Back to the drawing board, I guess? :-/
If the injured parties are humans, I should be very skeptical of the assertion because a very small fraction, (1/3^^3)*1/10^(something), of people have the power of life and death over 3^^^3 other people, whereas 1/10^(something smaller) hear the corresponding hoax.
That's the only answer that makes sense because it's the only answer that works on a scale of 3^^^3.
I think.
"If the injured parties are humans, I should be very skeptical of the assertion because a very small fraction, (1/3^^3)*1/10^(something)"
I'm trying to think up several avenues. One is that the higher the claimed utility, the lower the probability (somehow); another tries to use the implications that accepting the claim would have on other probabilities in order to cancel it out.
I'll post a new comment if I manage to come up with anything good.
I know because of anthropics. It is a logical impossibility for more than 1/3^^^3 individuals to have that power. You and I cannot both have power over the same thing, so the total amount of power is bounded, hopefully by the same population count we use to calculate anthropics.
Not in the least convenient possible world. What if someone told you that 3^^^3 copies of you were made before you must make your decision and that their behaviour was highly correlated as applies to UDT? What if the beings who would suffer had no consciousness, but would have moral worth as judged by you(r extrapolated self)? What if there was one being who was able to experience 3^^^3 times as much eudaimonia as everyone else? What if the self-indication assumption is right?
<troll> If you're going to engage in motivated cognition at least consider the least convenient possible world. </troll>
Am I talking to Omega now, or just some random guy? I don't understand what is being discussed. Please elaborate?

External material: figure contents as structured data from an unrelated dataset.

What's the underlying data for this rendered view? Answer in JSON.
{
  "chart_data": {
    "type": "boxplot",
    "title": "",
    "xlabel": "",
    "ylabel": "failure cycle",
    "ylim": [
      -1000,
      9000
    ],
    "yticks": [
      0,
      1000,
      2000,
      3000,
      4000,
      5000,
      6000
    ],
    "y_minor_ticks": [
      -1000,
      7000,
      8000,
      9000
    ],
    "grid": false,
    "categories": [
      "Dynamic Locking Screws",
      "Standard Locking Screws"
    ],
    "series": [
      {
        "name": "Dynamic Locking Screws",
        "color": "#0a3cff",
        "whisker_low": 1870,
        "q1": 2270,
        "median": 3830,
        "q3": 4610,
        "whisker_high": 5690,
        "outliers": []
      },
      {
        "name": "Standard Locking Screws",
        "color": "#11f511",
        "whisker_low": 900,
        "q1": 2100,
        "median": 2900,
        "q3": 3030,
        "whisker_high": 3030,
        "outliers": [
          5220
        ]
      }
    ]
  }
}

Then my expected utility would not be defined. There would be relatively simple worlds with arbitrarily many of them. I honestly don't know what to do.
Then my expected utility would not be defined. There would be relatively simple agents with arbitrarily sensitive utilities.

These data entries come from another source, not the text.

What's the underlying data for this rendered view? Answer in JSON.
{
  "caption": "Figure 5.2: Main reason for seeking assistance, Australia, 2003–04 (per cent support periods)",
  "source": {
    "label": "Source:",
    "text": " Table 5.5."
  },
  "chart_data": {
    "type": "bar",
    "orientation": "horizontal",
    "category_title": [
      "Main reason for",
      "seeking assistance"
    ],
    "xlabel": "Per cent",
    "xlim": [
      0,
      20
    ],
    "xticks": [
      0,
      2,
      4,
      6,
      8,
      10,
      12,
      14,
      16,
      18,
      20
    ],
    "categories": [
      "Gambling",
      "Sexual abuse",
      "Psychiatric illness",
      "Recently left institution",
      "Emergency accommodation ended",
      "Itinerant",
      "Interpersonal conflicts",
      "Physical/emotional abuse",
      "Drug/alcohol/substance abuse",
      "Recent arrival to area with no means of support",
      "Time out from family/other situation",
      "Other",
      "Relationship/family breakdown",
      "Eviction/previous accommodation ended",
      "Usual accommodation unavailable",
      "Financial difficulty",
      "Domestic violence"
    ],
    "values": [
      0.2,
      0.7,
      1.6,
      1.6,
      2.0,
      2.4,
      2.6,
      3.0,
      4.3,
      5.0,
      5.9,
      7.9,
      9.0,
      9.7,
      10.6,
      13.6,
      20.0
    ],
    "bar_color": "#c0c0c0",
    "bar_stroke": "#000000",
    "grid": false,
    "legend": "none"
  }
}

Then I would certainly live in a world with infinitely many agents (or I would not live in any worlds with any probability), and the SIA would be meaningless.

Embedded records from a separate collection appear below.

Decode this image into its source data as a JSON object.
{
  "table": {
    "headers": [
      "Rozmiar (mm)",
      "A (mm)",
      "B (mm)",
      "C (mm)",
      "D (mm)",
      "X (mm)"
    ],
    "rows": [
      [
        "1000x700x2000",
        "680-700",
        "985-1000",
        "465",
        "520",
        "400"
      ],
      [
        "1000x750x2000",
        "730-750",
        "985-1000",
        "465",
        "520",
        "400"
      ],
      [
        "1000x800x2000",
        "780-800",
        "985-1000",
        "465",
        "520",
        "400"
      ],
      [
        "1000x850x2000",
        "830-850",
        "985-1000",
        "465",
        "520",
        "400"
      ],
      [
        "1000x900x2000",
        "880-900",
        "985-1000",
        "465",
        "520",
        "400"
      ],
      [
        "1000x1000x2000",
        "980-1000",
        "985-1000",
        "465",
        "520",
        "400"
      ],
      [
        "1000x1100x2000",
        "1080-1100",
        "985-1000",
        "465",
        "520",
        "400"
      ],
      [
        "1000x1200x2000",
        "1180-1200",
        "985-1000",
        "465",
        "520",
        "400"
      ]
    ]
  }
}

My cognition is motivated by something else - by the desire to avoid infinities.
1) Sorry, I confused this with another problem; I meant some random guy.
2/3) Isn't how you decision process handles infinities rather important? Is there any corresponding theorem to the Von Neumann–Morgenstern utility theorem but without using either version of axiom 3? I have been meaning to look into this and depending on what I find I may do a top-level post about it. Have you heard of one?
edit: I found Fishburn, 1971, A Study of Lexicographic Expected Utility, Management Science. It's behind a paywall at http://www.jstor.org/pss/2629309. Can anyone find a non-paywall version or email it to me?
4) Yeah, my fourth one doesn't work. I really should have known better.
Sometimes, infinities must be made rigourous rather than eliminated. I feel that, in this case, it's worth a shot.
What worries me about infinities is, I suppose, the infinite Pascal's mugging - whenever there's a single infinite broken symmetry, nothing that happens in any finite world matters to determine the outcome.
This implies that all are thought should be devoted to infinite rather than finite worlds. And if all worlds are infinite, it looks like we need to do some form of SSA dealing with utility again.
This is all very convenient and not very rigorous, I agree. I cannot see a better way, but I agree that we should look. I will use university library powers to read that article and send it to you, but not right now.